Banyak orang memilih jalan kredit karena dianggap praktis: tidak perlu membayar penuh di awal, cukup dengan uang muka dan cicilan bulanan.
Namun, di balik kemudahan itu, muncul persoalan serius dari sudut pandang Islam: apakah skema kredit kendaraan masuk kategori riba yang dilarang agama?
Dalam Islam, riba merupakan salah satu dosa besar yang diharamkan secara tegas. Allah SWT menegaskan dalam Al-Qur’an:
“Padahal Allah telah menghalalkan jual beli dan mengharamkan riba” (QS. Al-Baqarah: 275).

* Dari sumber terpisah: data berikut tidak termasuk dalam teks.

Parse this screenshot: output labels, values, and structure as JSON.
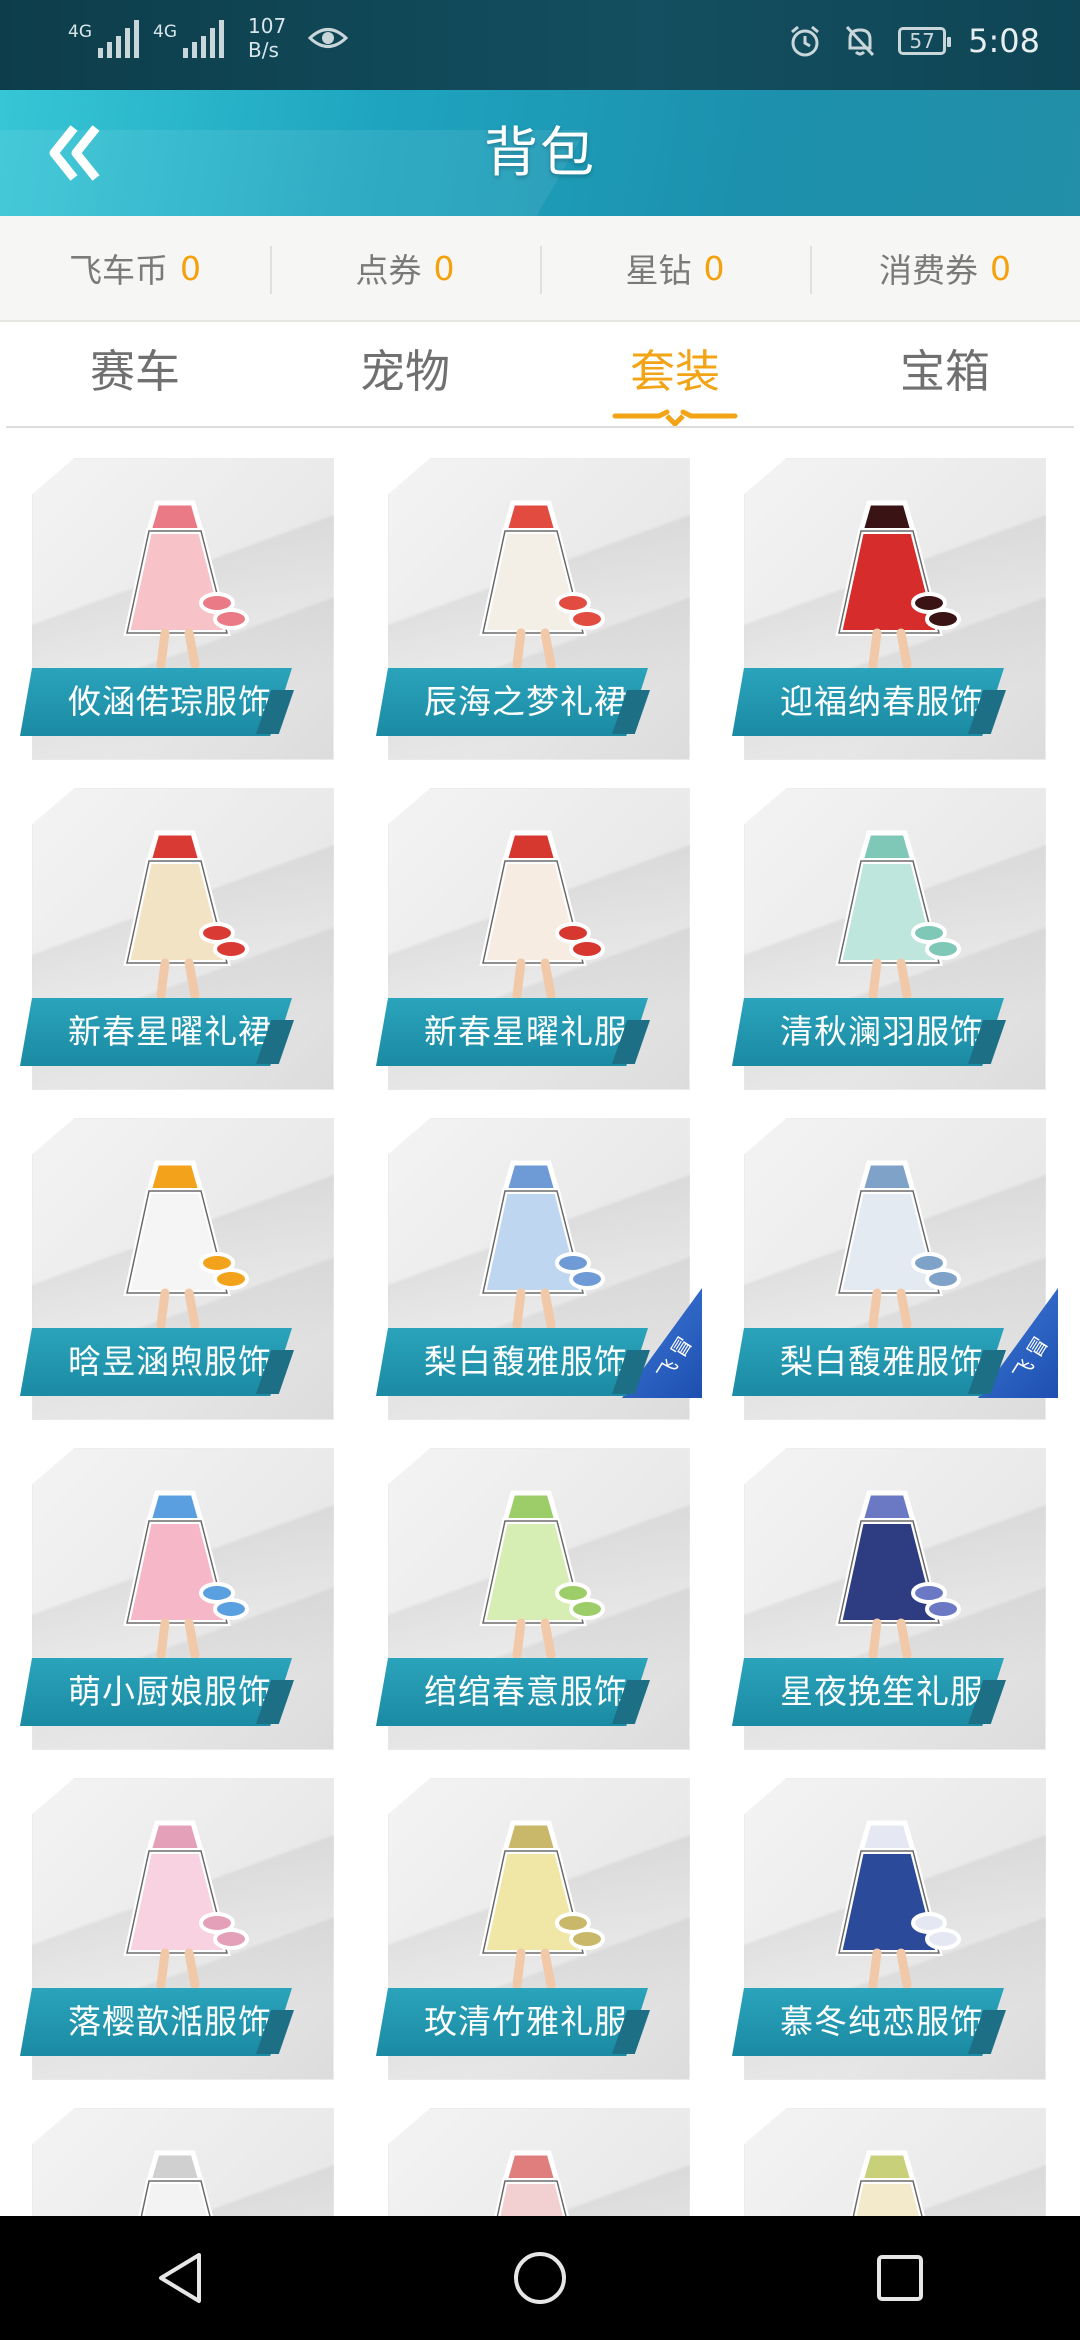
{
  "status_bar": {
    "net1": "4G",
    "net2": "4G",
    "speed_value": "107",
    "speed_unit": "B/s",
    "battery": "57",
    "time": "5:08"
  },
  "header": {
    "title": "背包"
  },
  "currency": [
    {
      "label": "飞车币",
      "value": "0"
    },
    {
      "label": "点券",
      "value": "0"
    },
    {
      "label": "星钻",
      "value": "0"
    },
    {
      "label": "消费券",
      "value": "0"
    }
  ],
  "tabs": [
    {
      "label": "赛车"
    },
    {
      "label": "宠物"
    },
    {
      "label": "套装"
    },
    {
      "label": "宝箱"
    }
  ],
  "active_tab": "套装",
  "items": [
    {
      "name": "攸涵偌琮服饰",
      "main": "#f7c3c8",
      "accent": "#e97a86"
    },
    {
      "name": "辰海之梦礼裙",
      "main": "#f4efe6",
      "accent": "#e24b40"
    },
    {
      "name": "迎福纳春服饰",
      "main": "#d62c2c",
      "accent": "#3a1414"
    },
    {
      "name": "新春星曜礼裙",
      "main": "#f2e3c4",
      "accent": "#d93a34"
    },
    {
      "name": "新春星曜礼服",
      "main": "#f6ece2",
      "accent": "#d6382f"
    },
    {
      "name": "清秋澜羽服饰",
      "main": "#bfe6dc",
      "accent": "#7fc7b6"
    },
    {
      "name": "晗昱涵煦服饰",
      "main": "#f5f5f5",
      "accent": "#f3a21c"
    },
    {
      "name": "梨白馥雅服饰",
      "main": "#bfd6f0",
      "accent": "#6e9bd5",
      "badge": "飞 冒"
    },
    {
      "name": "梨白馥雅服饰",
      "main": "#e4eaf1",
      "accent": "#7fa2c8",
      "badge": "飞 冒"
    },
    {
      "name": "萌小厨娘服饰",
      "main": "#f6b7c8",
      "accent": "#5aa0e0"
    },
    {
      "name": "绾绾春意服饰",
      "main": "#d6edb4",
      "accent": "#9ccd69"
    },
    {
      "name": "星夜挽笙礼服",
      "main": "#2e3c82",
      "accent": "#6b79c4"
    },
    {
      "name": "落樱歆湉服饰",
      "main": "#f8d2e0",
      "accent": "#e4a0b8"
    },
    {
      "name": "玫清竹雅礼服",
      "main": "#f0e7a6",
      "accent": "#c9b86a"
    },
    {
      "name": "慕冬纯恋服饰",
      "main": "#2c4a9a",
      "accent": "#e5e8f2"
    },
    {
      "name": "",
      "main": "#f3f3f3",
      "accent": "#d0d0d0"
    },
    {
      "name": "",
      "main": "#f2cfd0",
      "accent": "#e07e7e"
    },
    {
      "name": "",
      "main": "#f2eacb",
      "accent": "#c8d07a"
    }
  ],
  "nav": [
    {
      "icon": "back-triangle-icon"
    },
    {
      "icon": "home-circle-icon"
    },
    {
      "icon": "recents-square-icon"
    }
  ]
}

Rasulullah SAW pun melaknat semua pihak yang terlibat dalam praktik riba, baik pemberi, penerima, pencatat, maupun saksinya (HR. Muslim).
Karena itu, umat Muslim dituntut berhati-hati dalam setiap transaksi keuangan, termasuk pembelian kendaraan dengan sistem kredit.

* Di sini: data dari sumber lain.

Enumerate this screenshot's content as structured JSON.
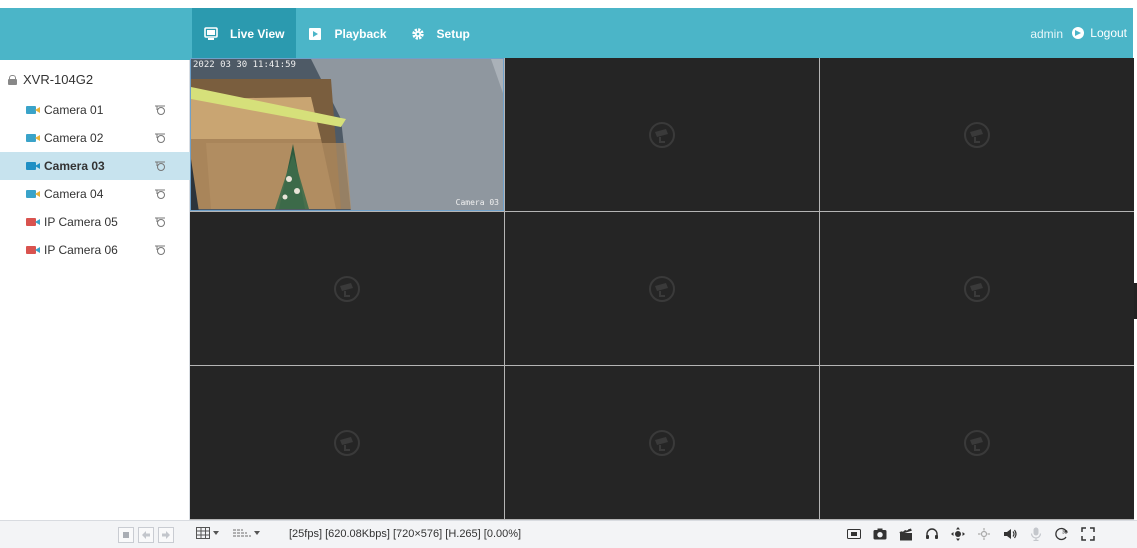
{
  "header": {
    "tabs": [
      {
        "label": "Live View",
        "icon": "monitor-icon",
        "active": true
      },
      {
        "label": "Playback",
        "icon": "play-icon",
        "active": false
      },
      {
        "label": "Setup",
        "icon": "gear-icon",
        "active": false
      }
    ],
    "user": "admin",
    "logout_label": "Logout"
  },
  "sidebar": {
    "device_name": "XVR-104G2",
    "cameras": [
      {
        "label": "Camera 01",
        "status": "analog",
        "selected": false
      },
      {
        "label": "Camera 02",
        "status": "analog",
        "selected": false
      },
      {
        "label": "Camera 03",
        "status": "streaming",
        "selected": true
      },
      {
        "label": "Camera 04",
        "status": "analog",
        "selected": false
      },
      {
        "label": "IP Camera 05",
        "status": "offline",
        "selected": false
      },
      {
        "label": "IP Camera 06",
        "status": "offline",
        "selected": false
      }
    ]
  },
  "video": {
    "live_cell": {
      "timestamp": "2022 03 30 11:41:59",
      "channel_name": "Camera 03"
    },
    "cell_count": 9
  },
  "toolbar": {
    "stream_info": "[25fps] [620.08Kbps] [720×576] [H.265] [0.00%]",
    "right_icons": [
      "snapshot-window-icon",
      "camera-icon",
      "record-clapper-icon",
      "headset-icon",
      "ptz-icon",
      "zoom-icon",
      "speaker-icon",
      "microphone-icon",
      "digital-zoom-icon",
      "fullscreen-icon"
    ]
  },
  "colors": {
    "header": "#4bb5c8",
    "header_active": "#2b9aaf",
    "selected_row": "#c7e3ee",
    "video_bg": "#252525"
  }
}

Polemik muncul karena praktik kredit sering melibatkan pihak ketiga seperti bank atau leasing. Umumnya, perusahaan ini menambahkan bunga sebagai keuntungan.
Tambahan inilah yang dipermasalahkan, sebab banyak ulama menilai bunga identik dengan riba. Lalu bagaimana sebenarnya hukum kredit motor atau mobil menurut syariat Islam?
Definisi Kredit Kendaraan dan Skema Umumnya
Kredit kendaraan berarti membeli mobil atau motor dengan cara dicicil. Konsumen biasanya membayar DP (down payment) di awal, kemudian melanjutkan pembayaran lewat cicilan bulanan.
Ada dua skema umum yang berlaku dalam kredit kendaraan:
1. Kredit dengan Bunga
Skema ini lazim dipraktikkan leasing konvensional. Konsumen dikenai cicilan dengan tambahan bunga.
Tambahan ini dianggap sebagai keuntungan dari pinjaman, yang oleh mayoritas ulama dikategorikan sebagai riba.
2. Kredit tanpa Bunga
Skema ini biasanya dijalankan lembaga pembiayaan syariah dengan sistem murabahah, yaitu jual beli dengan margin keuntungan tetap yang disepakati di awal.
Selama transparan dan akadnya jelas, model ini diperbolehkan dalam Islam.
Pandangan Islam: Kredit Boleh, Riba Haram
Ustadz Khalid Basalamah dalam kanal YouTube Manhaj Para Sahabat menegaskan bahwa kredit tidak otomatis haram.
“Kredit motor dan rumah bukan tidak boleh, tapi caranya harus syar’i,” jelasnya.
Menurut beliau, kuncinya ada pada akad. Jika akadnya berbentuk utang-piutang dengan tambahan bunga, maka hukumnya riba dan haram.
Tetapi bila akadnya jual beli, di mana penjual membeli barang lalu menjual kembali dengan harga lebih tinggi secara cicilan, maka diperbolehkan.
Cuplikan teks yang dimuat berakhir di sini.